Four more COVID patients, including a retired nurse and a hotelier whom Scott had previously worked with before becoming a nurse, also died under the tent.

Scott said as porters collected the body of the hotelier, a mother of three, her phone rang.

She said the woman had been texting her family just hours before.

“I said: ‘God, you have to get me out of here,’” Scott said, recalling envisioning her death.

“I saw my death and I was in a room with people dead, past and present.

“I was stripped of myself and I came to the end of myself, and I had a spiritual encounter.

“I was naked and my humanity fell off me, and everything fell to the ground and I was before God, and he showed me who I was…”

Scott said she felt the hand of God and she determined “with every fiber of her being” that she would walk out of the hospital.

Medical equipment.

She said she believed a combination of the COVID treatment Remdesivir, her partial vaccination and God helped saved her.
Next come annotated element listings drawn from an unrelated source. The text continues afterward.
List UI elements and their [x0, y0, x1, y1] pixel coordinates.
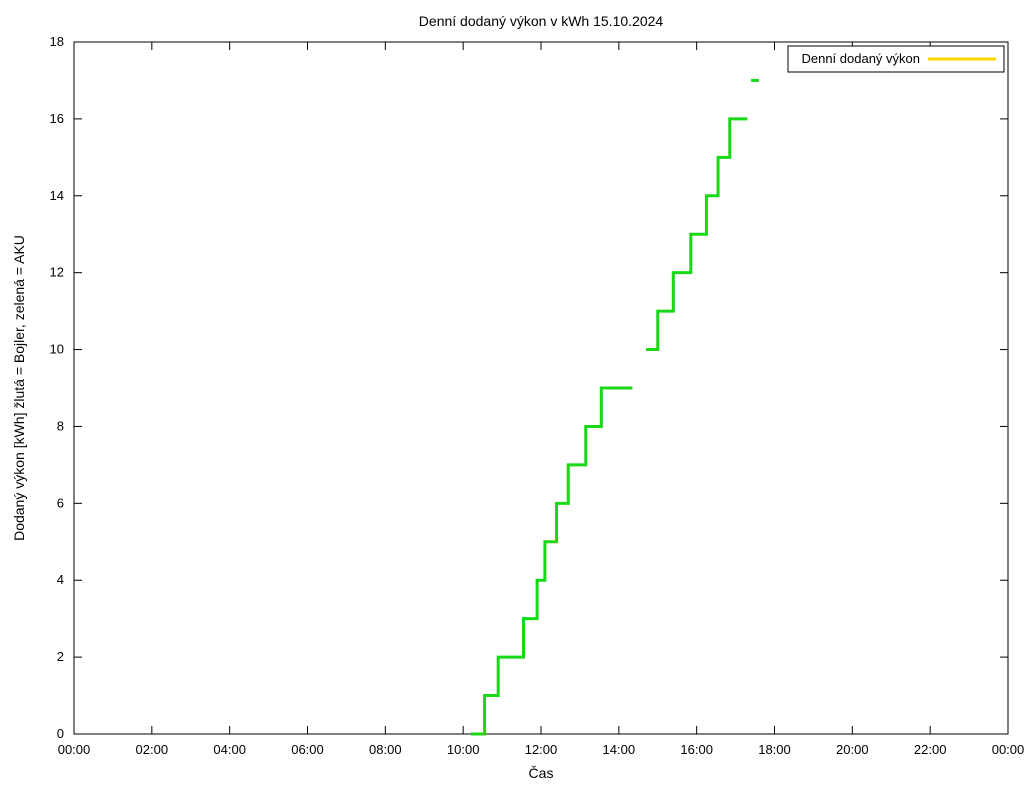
x-tick-label: 20:00 [836, 742, 869, 757]
x-tick-label: 12:00 [525, 742, 558, 757]
x-tick-label: 14:00 [603, 742, 636, 757]
y-tick-label: 14 [50, 188, 64, 203]
x-tick-label: 04:00 [213, 742, 246, 757]
x-tick-label: 08:00 [369, 742, 402, 757]
y-tick-label: 4 [57, 572, 64, 587]
y-tick-label: 0 [57, 726, 64, 741]
chart-container: Denní dodaný výkon v kWh 15.10.2024 0 2 4 6 8… [0, 0, 1024, 800]
y-tick-label: 2 [57, 649, 64, 664]
plot-border [74, 42, 1008, 734]
x-tick-label: 22:00 [914, 742, 947, 757]
y-tick-label: 6 [57, 495, 64, 510]
y-tick-label: 18 [50, 34, 64, 49]
chart-svg: Denní dodaný výkon v kWh 15.10.2024 0 2 4 6 8… [0, 0, 1024, 800]
y-tick-label: 12 [50, 265, 64, 280]
y-axis-label: Dodaný výkon [kWh] žlutá = Bojler, zelen… [11, 235, 27, 541]
legend-label: Denní dodaný výkon [801, 51, 920, 66]
chart-title: Denní dodaný výkon v kWh 15.10.2024 [419, 13, 664, 29]
x-tick-label: 00:00 [58, 742, 91, 757]
series-line [471, 388, 633, 734]
x-axis-label: Čas [529, 765, 554, 781]
x-tick-label: 06:00 [291, 742, 324, 757]
x-tick-label: 02:00 [136, 742, 169, 757]
x-tick-label: 10:00 [447, 742, 480, 757]
series-line [646, 119, 747, 350]
x-tick-label: 16:00 [680, 742, 713, 757]
x-tick-label: 00:00 [992, 742, 1024, 757]
y-tick-label: 8 [57, 418, 64, 433]
y-tick-label: 16 [50, 111, 64, 126]
y-tick-label: 10 [50, 342, 64, 357]
x-tick-label: 18:00 [758, 742, 791, 757]
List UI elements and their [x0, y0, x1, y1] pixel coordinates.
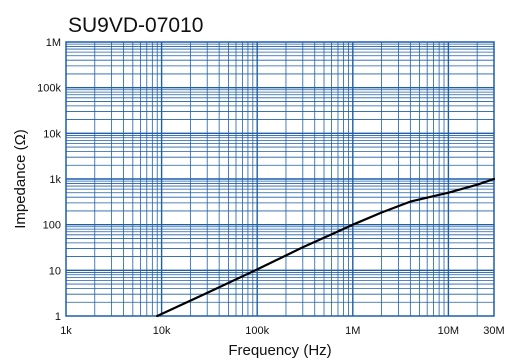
- x-tick-label: 100k: [245, 325, 269, 337]
- y-tick-label: 10k: [43, 128, 61, 140]
- x-axis-label: Frequency (Hz): [228, 342, 331, 359]
- x-tick-labels: 1k 10k 100k 1M 10M 30M: [60, 325, 505, 337]
- x-tick-label: 10k: [153, 325, 171, 337]
- y-tick-labels: 1 10 100 1k 10k 100k 1M: [37, 37, 61, 323]
- series-group: [156, 177, 496, 318]
- y-axis-label: Impedance (Ω): [12, 129, 29, 229]
- chart-title: SU9VD-07010: [68, 14, 203, 37]
- grid-lines: [66, 42, 494, 316]
- y-tick-label: 1M: [46, 37, 61, 49]
- x-tick-label: 1k: [60, 325, 72, 337]
- x-tick-label: 10M: [438, 325, 459, 337]
- x-tick-label: 30M: [483, 325, 504, 337]
- y-tick-label: 1k: [49, 174, 61, 186]
- y-tick-label: 100: [43, 220, 61, 232]
- y-tick-label: 1: [55, 311, 61, 323]
- x-tick-label: 1M: [345, 325, 360, 337]
- y-tick-label: 10: [49, 265, 61, 277]
- y-tick-label: 100k: [37, 83, 61, 95]
- series-line-1: [156, 177, 496, 318]
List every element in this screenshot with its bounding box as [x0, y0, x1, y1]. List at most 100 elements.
Devoid of human touch for days, she asked her family to deliver some fresh fruit, which she forced herself to eat.

Scott said she set a goal each day to lower her oxygen consumption, to sit up, and to eventually brush her own teeth.

She spent a total of 12 days in hospital and was eventually released on September 9.

She admitted that due to past traumas, she had lost her faith in God, but her experience renewed that faith and it has changed her life.

“I left there reborn with a whole new perspective,” she said.

Now, Scott is still unable to speak for long or walk too far without running out of breath,

But she said as soon as she is able, she will return to work, recognizing her duty as a nurse.

Scott thanked the nurses, doctors and other personnel at the hospital who continue to risk their lives every day as part of their duty and jobs.

She plans to get her second vaccine jab as soon as possible.